Die Wohnungsfrage war schon immer Kern der sozialen Frage. Seit der Frühzeit des Manchesterkapitalismus beschäftigten sich liberale Sozialpolitiker mit dem Wohnelend proletarischer Schichten. Sie wollten gesunde Rekruten und kräftige Lohnarbeiter für Militär und Fabrik. Für die Arbeiterbewegung war die Wohnungsfrage Teil ihrer Kapitalismuskritik. Für Friedrich Engels stand fest, dass Wohnen zu den elementaren Lebensbedingungen gehört, auf die jeder ein Grundrecht hat. Die Wohnung durfte keine Ware sein. Die Förderung privaten Wohneigentums, ein Grundelement sozialliberaler Politik, war für Engels eine Taktik, dem „doppelt freien Lohnarbeiter“ eines wesentlichen Teils seiner sozialen und politischen Unabhängigkeit zu nehmen. „Verschafft ihnen eigne Häuser, kettet sie wieder an die Scholle, und ihr brecht ihre Widerstandskraft gegen die Lohnherabdrückung der Fabrikanten“, schrieb er 1872. Später sollte der Bausparvertrag den „rheinischen Kapitalismus“ entscheidend stabilisieren.

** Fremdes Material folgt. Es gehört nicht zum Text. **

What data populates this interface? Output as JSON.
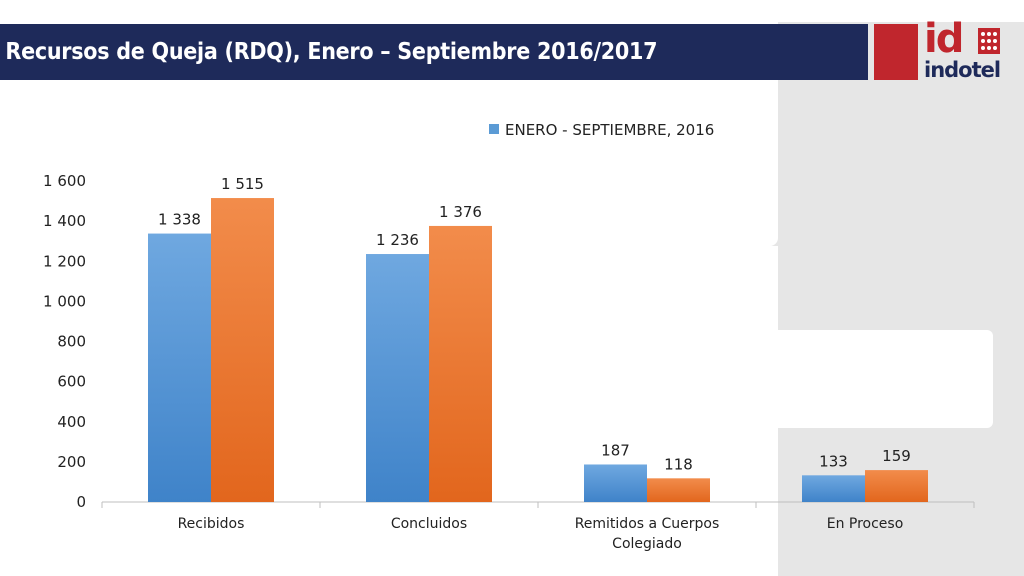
{
  "header": {
    "title": "Recursos de Queja (RDQ), Enero – Septiembre 2016/2017"
  },
  "logo": {
    "mark": "id",
    "name": "indotel"
  },
  "colors": {
    "title_bar": "#1e2a5a",
    "logo_red": "#c0262d",
    "series_2016": "#5b9bd5",
    "series_2017": "#ed7d31"
  },
  "chart_data": {
    "type": "bar",
    "categories": [
      "Recibidos",
      "Concluidos",
      "Remitidos a Cuerpos Colegiado",
      "En Proceso"
    ],
    "category_lines": [
      [
        "Recibidos"
      ],
      [
        "Concluidos"
      ],
      [
        "Remitidos a Cuerpos",
        "Colegiado"
      ],
      [
        "En Proceso"
      ]
    ],
    "series": [
      {
        "name": "ENERO - SEPTIEMBRE, 2016",
        "values": [
          1338,
          1236,
          187,
          133
        ],
        "labels": [
          "1 338",
          "1 236",
          "187",
          "133"
        ]
      },
      {
        "values": [
          1515,
          1376,
          118,
          159
        ],
        "labels": [
          "1 515",
          "1 376",
          "118",
          "159"
        ]
      }
    ],
    "yticks": [
      "0",
      "200",
      "400",
      "600",
      "800",
      "1 000",
      "1 200",
      "1 400",
      "1 600"
    ],
    "ylim": [
      0,
      1600
    ],
    "legend": "top"
  }
}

Der industrialisierte Wohnungsbau lief in der DDR bereits seit Baubeginn in Halle-Neustadt 1964 auf Hochtouren. Die städtebaulichen Defizite dieser Bauweise – das „Diktat der Kranfluchten“ – kritisierte der Leipziger Architekturhistoriker Thomas Topfstedt bereits früh.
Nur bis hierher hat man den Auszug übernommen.